The logic we're using for small folios and PMD-mapped THPs is the
following: Is the only reference to the folio from a single page table
mapping? Then:
(a) There are no other references to the folio from other MMs
(e.g., page table mapping, GUP)
(b) There are no other references to the folio from page migration/
swapout/swapcache that might temporarily unmap the folio.
Consequently, the folio is exclusive to that process and can be reused.
In that case, we end up with folio_refcount(folio) == 1 and an implied
folio_mapcount(folio) == 1, while holding the page table lock and the
page lock to protect against possible races.
For PTE-mapped THP, however, we have not one, but multiple references
from page tables, whereby such THPs can be mapped into multiple
page tables in the MM.
Reusing the logic that we use for small folios and PMD-mapped THPs means,
that when reusing a PTE-mapped THP, we want to make sure that:
(1) All folio references are from page table mappings.
(2) All page table mappings belong to the same MM.
(3) We didn't race with (un)mapping of the page related to other page
tables, such that the mapcount and refcount are stable.
For (1), we can check
folio_refcount(folio) == folio_mapcount(folio)
For (2) and (3), we can use our new rmap ID infrastructure.
We won't bother with the swapcache and LRU cache for now.

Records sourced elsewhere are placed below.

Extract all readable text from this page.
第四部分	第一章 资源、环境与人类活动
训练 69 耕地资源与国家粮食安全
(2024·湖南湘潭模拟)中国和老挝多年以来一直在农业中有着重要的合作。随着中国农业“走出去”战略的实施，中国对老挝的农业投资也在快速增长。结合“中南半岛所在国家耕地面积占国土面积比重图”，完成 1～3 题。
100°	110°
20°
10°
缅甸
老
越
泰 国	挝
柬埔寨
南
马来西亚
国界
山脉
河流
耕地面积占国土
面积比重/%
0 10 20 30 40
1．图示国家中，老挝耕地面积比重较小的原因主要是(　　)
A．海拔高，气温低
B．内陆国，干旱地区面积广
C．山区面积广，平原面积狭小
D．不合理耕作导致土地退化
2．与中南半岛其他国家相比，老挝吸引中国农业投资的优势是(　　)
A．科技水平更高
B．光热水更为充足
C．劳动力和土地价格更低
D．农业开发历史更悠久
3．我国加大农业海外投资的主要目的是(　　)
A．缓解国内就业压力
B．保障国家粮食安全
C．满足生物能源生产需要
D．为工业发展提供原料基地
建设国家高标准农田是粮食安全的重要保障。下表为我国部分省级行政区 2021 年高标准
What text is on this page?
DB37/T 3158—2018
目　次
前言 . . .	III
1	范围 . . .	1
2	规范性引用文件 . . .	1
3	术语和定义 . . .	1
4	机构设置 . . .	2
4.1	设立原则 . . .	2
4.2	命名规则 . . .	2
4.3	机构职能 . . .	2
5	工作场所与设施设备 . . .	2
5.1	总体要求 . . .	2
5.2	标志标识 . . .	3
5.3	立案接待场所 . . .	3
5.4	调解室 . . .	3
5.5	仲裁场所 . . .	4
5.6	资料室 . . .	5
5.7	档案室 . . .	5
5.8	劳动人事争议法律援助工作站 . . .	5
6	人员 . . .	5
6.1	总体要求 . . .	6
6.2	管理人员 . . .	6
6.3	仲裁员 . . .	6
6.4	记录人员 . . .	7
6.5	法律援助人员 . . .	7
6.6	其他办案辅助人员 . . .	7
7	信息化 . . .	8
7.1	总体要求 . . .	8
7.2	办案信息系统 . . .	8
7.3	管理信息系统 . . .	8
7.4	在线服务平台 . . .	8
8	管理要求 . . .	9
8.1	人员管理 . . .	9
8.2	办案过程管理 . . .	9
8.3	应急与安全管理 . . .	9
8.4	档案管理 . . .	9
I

Add some sanity
checks under CONFIG_DEBUG_VM, to identify any obvious problems early.
Signed-off-by: David Hildenbrand <[email protected]>
---
mm/memory.c | 89 +++++++++++++++++++++++++++++++++++++++++++++++++++++
1 file changed, 89 insertions(+)
diff --git a/mm/memory.c b/mm/memory.c
index 5048d58d6174..fb533995ff68 100644
--- a/mm/memory.c
+++ b/mm/memory.c
@@ -3360,6 +3360,95 @@ static vm_fault_t wp_page_shared(struct vm_fault *vmf, struct folio *folio)
static bool wp_can_reuse_anon_folio(struct folio *folio,
struct vm_area_struct *vma)
{
+#ifdef CONFIG_RMAP_ID
+ if (folio_test_large(folio)) {
+ bool retried = false;
+ unsigned long start;
+ int mapcount, i;
+
+ /*
+ * The assumption for anonymous folios is that each page can
+ * only get mapped once into a MM. This also holds for
+ * small folios -- except when KSM is involved. KSM does
+ * currently not apply to large folios.
+ *
+ * Further, each taken mapcount must be paired with exactly one
+ * taken reference, whereby references must be incremented
+ * before the mapcount when mapping a page, and references must
+ * be decremented after the mapcount when unmapping a page.
+ *
+ * So if all references to a folio are from mappings, and all
+ * mappings are due to our (MM) page tables, and there was no
+ * concurrent (un)mapping, this folio is certainly exclusive.
+ *
+ * We currently don't optimize for:
+ * (a) folio is mapped into multiple page tables in this
+ * MM (e.g., mremap) and other page tables are
+ * concurrently (un)mapping the folio.
+ * (b) the folio is in the swapcache. Likely the other PTEs
+ * are still swap entries and folio_free_swap() would fail.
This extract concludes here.